For the CKOI radio network, see CKOI (network).

CKOI-FM is a French-language Canadian radio station located in Verdun, Quebec and serving the Greater Montreal area, airing a CHR/Top 40 radio format.

Owned and operated by Cogeco, CKOI-FM broadcasts on 96.9 MHz with its transmitter on Mount Royal with an effective radiated power (ERP) of 148,000 watts (Class C1) using an omnidirectional antenna.  It was one of the few full market Montreal-area FM stations not to use the Mount Royal broadcasting tower, until it moved there in late 2018. It is one of North America's highest-powered FM stations. Its studios are located at Place Bonaventure.

History
CKVL-FM, the station's original call letters, was founded by Jack Tietolman and Corey Thomson and probably went on the air at some point between 1947 and 1957. Sources disagree on the date, and at least seven different years (including three post-1957 ones) have been reported as the station's first air date.  The confusion is increased by the fact that there is no known report suggesting that the station went silent for any noticeable period of time after getting on the air, despite this phenomenon being relatively common among 1950s FM stations.  In any case, the Canadian Communication Foundation reports the station first signed on in 1947 and that CKVL-FM was confirmed as being on the air in 1957.

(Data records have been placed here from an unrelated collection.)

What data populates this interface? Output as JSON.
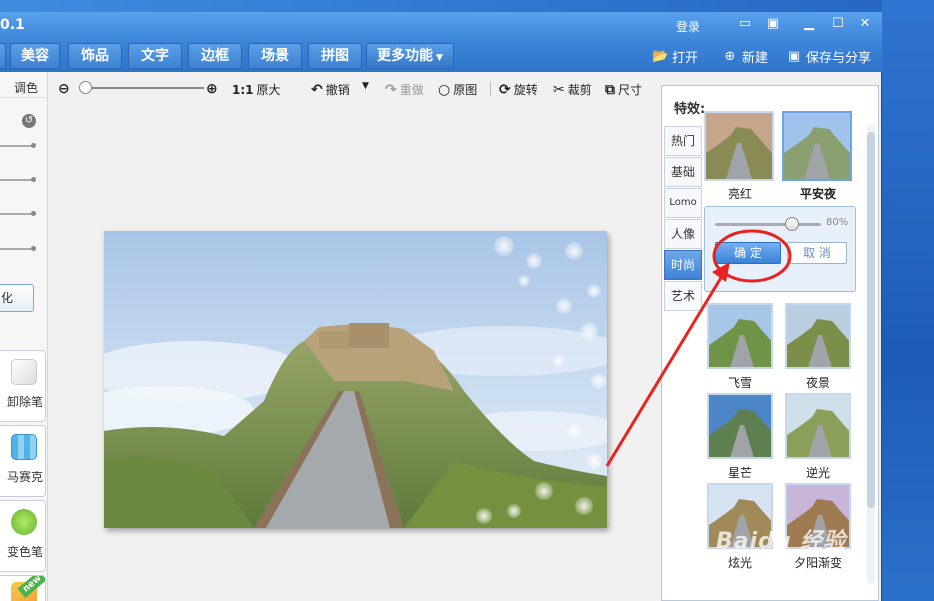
{
  "titlebar": {
    "title": "0.1",
    "login": "登录",
    "icons": [
      "chat-icon",
      "menu-icon",
      "minimize-icon",
      "maximize-icon",
      "close-icon"
    ]
  },
  "tabs": [
    {
      "label": "美容"
    },
    {
      "label": "饰品"
    },
    {
      "label": "文字"
    },
    {
      "label": "边框"
    },
    {
      "label": "场景"
    },
    {
      "label": "拼图"
    },
    {
      "label": "更多功能"
    }
  ],
  "top_actions": {
    "open": "打开",
    "new": "新建",
    "save_share": "保存与分享"
  },
  "left_panel": {
    "heading": "调色",
    "button_label": "化",
    "tools": [
      {
        "label": "卸除笔",
        "icon": "eraser-icon"
      },
      {
        "label": "马赛克",
        "icon": "mosaic-icon"
      },
      {
        "label": "变色笔",
        "icon": "color-pen-icon"
      },
      {
        "label": "new",
        "icon": "new-tool-icon"
      }
    ]
  },
  "canvas_toolbar": {
    "original_size": "1:1",
    "original_size_label": "原大",
    "undo": "撤销",
    "redo": "重做",
    "original": "原图",
    "rotate": "旋转",
    "crop": "裁剪",
    "size": "尺寸",
    "zoom_level": 0.0
  },
  "effects_panel": {
    "title": "特效:",
    "categories": [
      "热门",
      "基础",
      "Lomo",
      "人像",
      "时尚",
      "艺术"
    ],
    "active_category": "时尚",
    "top_thumbs": [
      {
        "label": "亮红"
      },
      {
        "label": "平安夜",
        "selected": true
      }
    ],
    "grid_thumbs": [
      {
        "label": "飞雪"
      },
      {
        "label": "夜景"
      },
      {
        "label": "星芒"
      },
      {
        "label": "逆光"
      },
      {
        "label": "炫光"
      },
      {
        "label": "夕阳渐变"
      }
    ],
    "popup": {
      "intensity_pct": "80%",
      "intensity": 0.8,
      "confirm": "确 定",
      "cancel": "取 消"
    }
  },
  "watermark": "Baidu 经验",
  "colors": {
    "titlebar": "#4a94e2",
    "tab_active": "#3d82d2",
    "annotation": "#e8231f"
  }
}
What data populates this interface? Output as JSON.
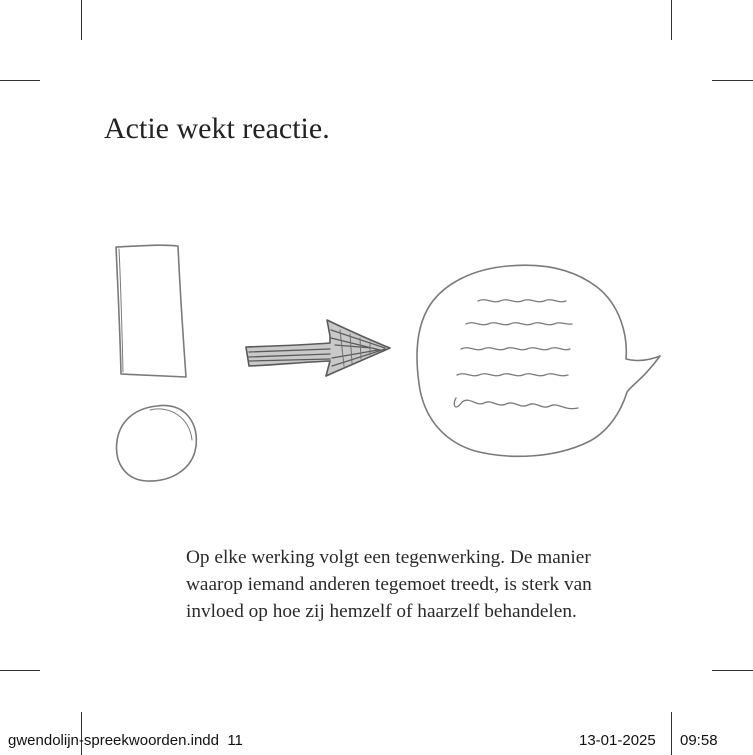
{
  "page": {
    "heading": "Actie wekt reactie.",
    "body_lines": [
      "Op elke werking volgt een tegenwerking. De manier",
      "waarop iemand anderen tegemoet treedt, is sterk van",
      "invloed op hoe zij hemzelf of haarzelf behandelen."
    ]
  },
  "slug": {
    "file": "gwendolijn-spreekwoorden.indd",
    "page_number": "11",
    "date": "13-01-2025",
    "time": "09:58"
  },
  "illustration": {
    "symbols": [
      "exclamation-mark-icon",
      "arrow-right-icon",
      "speech-bubble-icon"
    ],
    "stroke_color": "#7a7a7a"
  }
}
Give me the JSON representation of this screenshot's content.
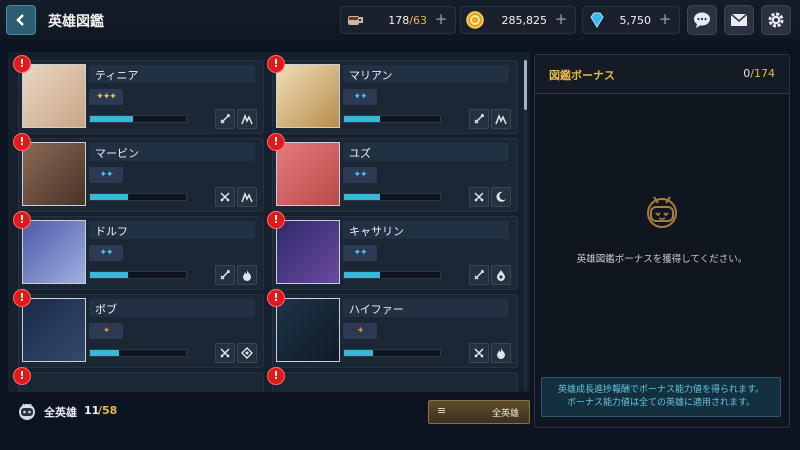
{
  "header": {
    "title": "英雄図鑑"
  },
  "resources": {
    "stamina": {
      "value": "178",
      "max": "/63"
    },
    "gold": {
      "value": "285,825"
    },
    "gems": {
      "value": "5,750"
    }
  },
  "heroes": [
    {
      "name": "ティニア",
      "stars": "✦✦✦",
      "star_color": "#f2c94c",
      "progress": 0.45,
      "icons": [
        "sword-icon",
        "mountain-icon"
      ]
    },
    {
      "name": "マリアン",
      "stars": "✦✦",
      "star_color": "#4fc3e8",
      "progress": 0.38,
      "icons": [
        "sword-icon",
        "mountain-icon"
      ]
    },
    {
      "name": "マービン",
      "stars": "✦✦",
      "star_color": "#4fc3e8",
      "progress": 0.4,
      "icons": [
        "crossed-swords-icon",
        "mountain-icon"
      ]
    },
    {
      "name": "ユズ",
      "stars": "✦✦",
      "star_color": "#4fc3e8",
      "progress": 0.38,
      "icons": [
        "crossed-swords-icon",
        "moon-icon"
      ]
    },
    {
      "name": "ドルフ",
      "stars": "✦✦",
      "star_color": "#4fc3e8",
      "progress": 0.4,
      "icons": [
        "sword-icon",
        "flame-icon"
      ]
    },
    {
      "name": "キャサリン",
      "stars": "✦✦",
      "star_color": "#4fc3e8",
      "progress": 0.38,
      "icons": [
        "sword-icon",
        "water-drop-icon"
      ]
    },
    {
      "name": "ボブ",
      "stars": "✦",
      "star_color": "#f08a3c",
      "progress": 0.3,
      "icons": [
        "crossed-swords-icon",
        "diamond-icon"
      ]
    },
    {
      "name": "ハイファー",
      "stars": "✦",
      "star_color": "#f08a3c",
      "progress": 0.3,
      "icons": [
        "crossed-swords-icon",
        "flame-icon"
      ]
    }
  ],
  "footer": {
    "label": "全英雄",
    "owned": "11",
    "total": "/58",
    "filter_label": "全英雄"
  },
  "bonus_panel": {
    "title": "図鑑ボーナス",
    "count": "0",
    "max": "/174",
    "message": "英雄図鑑ボーナスを獲得してください。",
    "note_line1": "英雄成長進捗報酬でボーナス能力値を得られます。",
    "note_line2": "ボーナス能力値は全ての英雄に適用されます。"
  },
  "colors": {
    "accent_gold": "#e5b848",
    "accent_cyan": "#38b7d6",
    "alert_red": "#e01a1a"
  }
}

The station was originally a full-time FM simulcast of its AM-based sister station, CKVL.  As such, the station was bilingual (French/English), with the majority of programming being in French.

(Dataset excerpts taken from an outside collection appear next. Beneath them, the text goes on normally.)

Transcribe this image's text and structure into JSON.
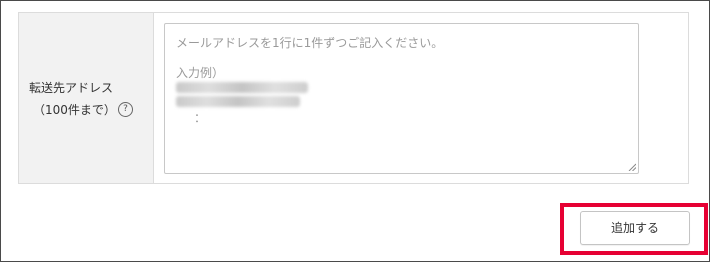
{
  "form": {
    "label_line1": "転送先アドレス",
    "label_line2": "（100件まで）",
    "help_icon": "?",
    "placeholder_line1": "メールアドレスを1行に1件ずつご記入ください。",
    "placeholder_example_label": "入力例）",
    "placeholder_continuation": "："
  },
  "actions": {
    "add_label": "追加する"
  },
  "colors": {
    "highlight": "#e60033",
    "label_bg": "#f2f2f2"
  }
}
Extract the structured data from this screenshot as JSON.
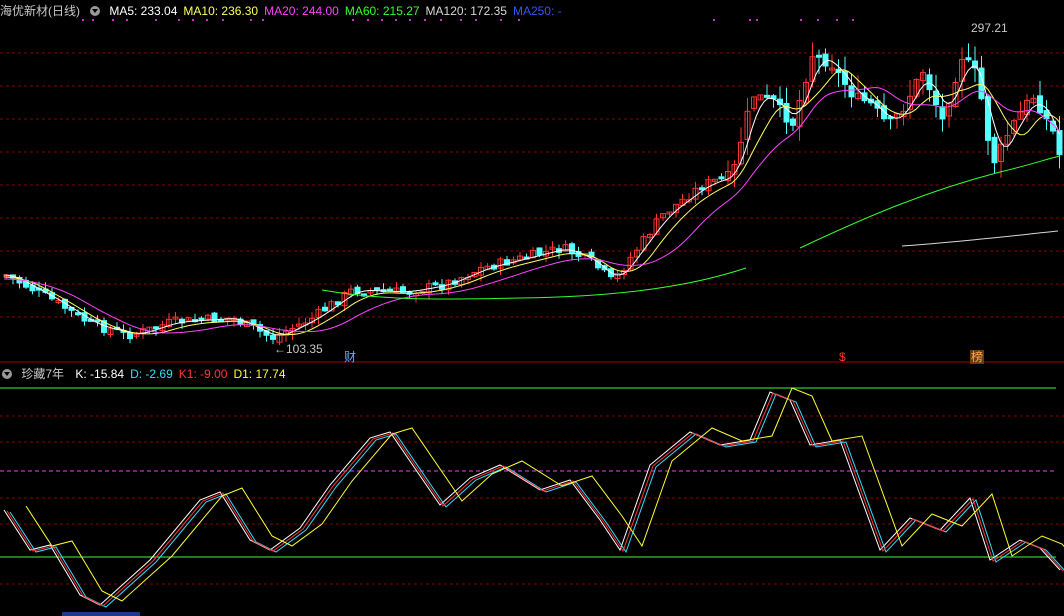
{
  "main": {
    "title": "海优新材(日线)",
    "ma": [
      {
        "label": "MA5: 233.04",
        "color": "#ffffff"
      },
      {
        "label": "MA10: 236.30",
        "color": "#ffff66"
      },
      {
        "label": "MA20: 244.00",
        "color": "#ff44ff"
      },
      {
        "label": "MA60: 215.27",
        "color": "#33ff33"
      },
      {
        "label": "MA120: 172.35",
        "color": "#d8d8d8"
      },
      {
        "label": "MA250: -",
        "color": "#3355ff"
      }
    ],
    "high_label": "297.21",
    "low_label": "←103.35",
    "tags": [
      {
        "text": "财",
        "color": "#66aaff"
      },
      {
        "text": "$",
        "color": "#ff3333"
      },
      {
        "text": "榜",
        "color": "#ffaa44"
      }
    ]
  },
  "sub": {
    "title": "珍藏7年",
    "values": [
      {
        "label": "K: -15.84",
        "color": "#ffffff"
      },
      {
        "label": "D: -2.69",
        "color": "#33ddff"
      },
      {
        "label": "K1: -9.00",
        "color": "#ff3333"
      },
      {
        "label": "D1: 17.74",
        "color": "#ffff33"
      }
    ]
  },
  "colors": {
    "up": "#ff3333",
    "down": "#54ffff",
    "grid": "#8a0000",
    "bg": "#000000"
  }
}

By 1962, CKVL-FM increased its power from 10,000 watts to 307,000 watts omnidirectional from the rooftop of the CIBC Tower in downtown Montreal. It is often believed that this unusual high power was granted as the result of a clerical error by the Canadian Radio-television and Telecommunications Commission (CRTC), but that government organization did not exist at the time as radio was still regulated by the CRTC's predecessor, the Board of Broadcast Governors.  Regulations limiting effective radiated power to 100,000 watts on FM, which came into force that same year, did not apply to stations which had already received approval for a higher power.

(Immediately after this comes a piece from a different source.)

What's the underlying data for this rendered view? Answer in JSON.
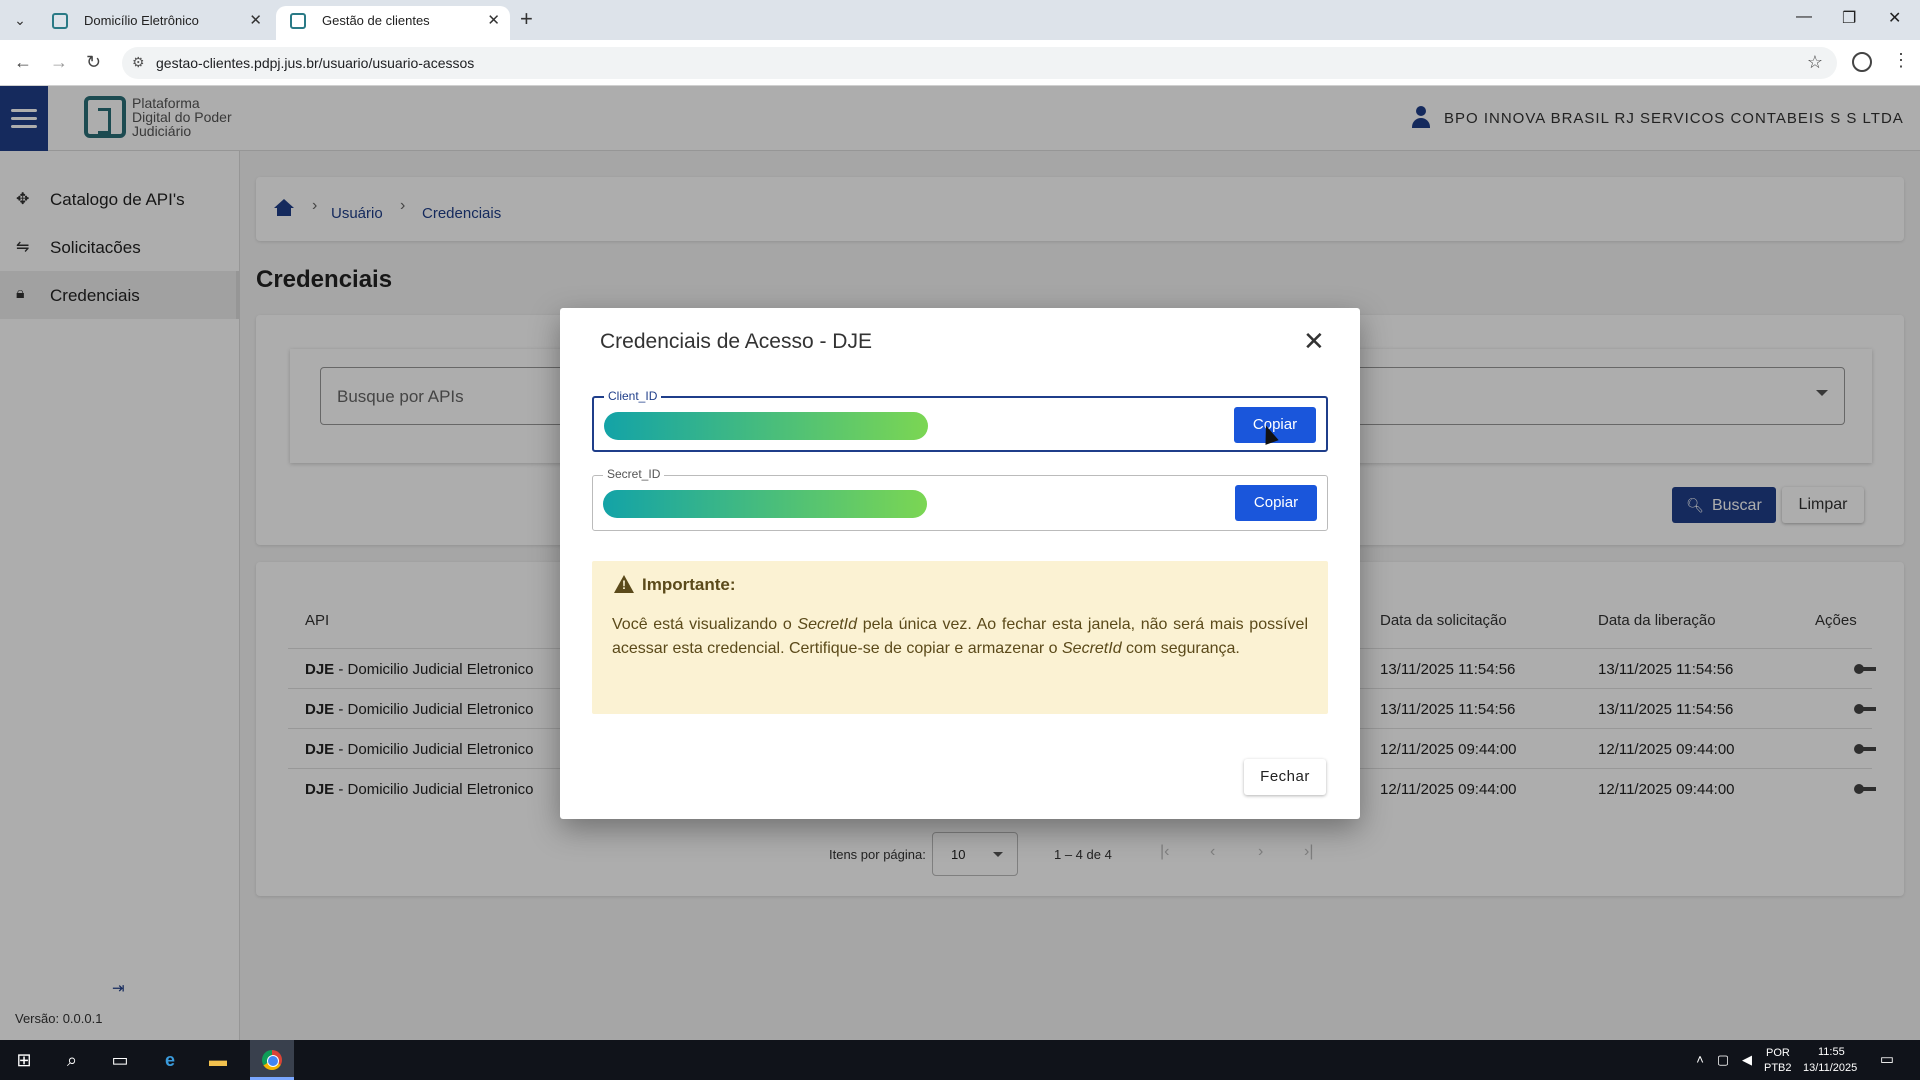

The simulcast of CKVL ended in 1970, with CKVL-FM launching an automated oldies format, calling itself "VL-FM."  The station played French-language Top 40 hits of the 1950s and 1960s, including remakes of English-language hits translated into French as well as a few original English-language songs.  There were no DJs.

On December 6, 1976, CKVL-FM became CKOI-FM, and the station's format was changed to progressive rock, with a full-time DJ staff. It evolved into a largely new wave-based format in 1979 and moved to a rock-leaning Top 40/CHR format in 1980.

The fall 1991 Bureau of Broadcast Measurement ratings were a defining moment for the station, as it found itself in first place in Montreal with over a million listeners in full coverage. It was the first time that an FM station finished in first place in the fall ratings, which are the most important for the radio industry as they are used to determine prices charged for advertising. CKOI-FM would have over a million listeners in 32 consecutive books (excluding summer ratings starting in 2001, which were only compiled for the central area of the market), from fall 1991 to fall 2002 inclusively.  (The station had already managed to get a million listeners on a few occasions during summer ratings before 1991.)  The station's best-ever results under the old diary system were obtained in the spring 1995 ratings, in which CKOI-FM registered 1,341,300 listeners.  By comparison, CKAC, which had been Montreal's usual #1 station, had 775,500 listeners.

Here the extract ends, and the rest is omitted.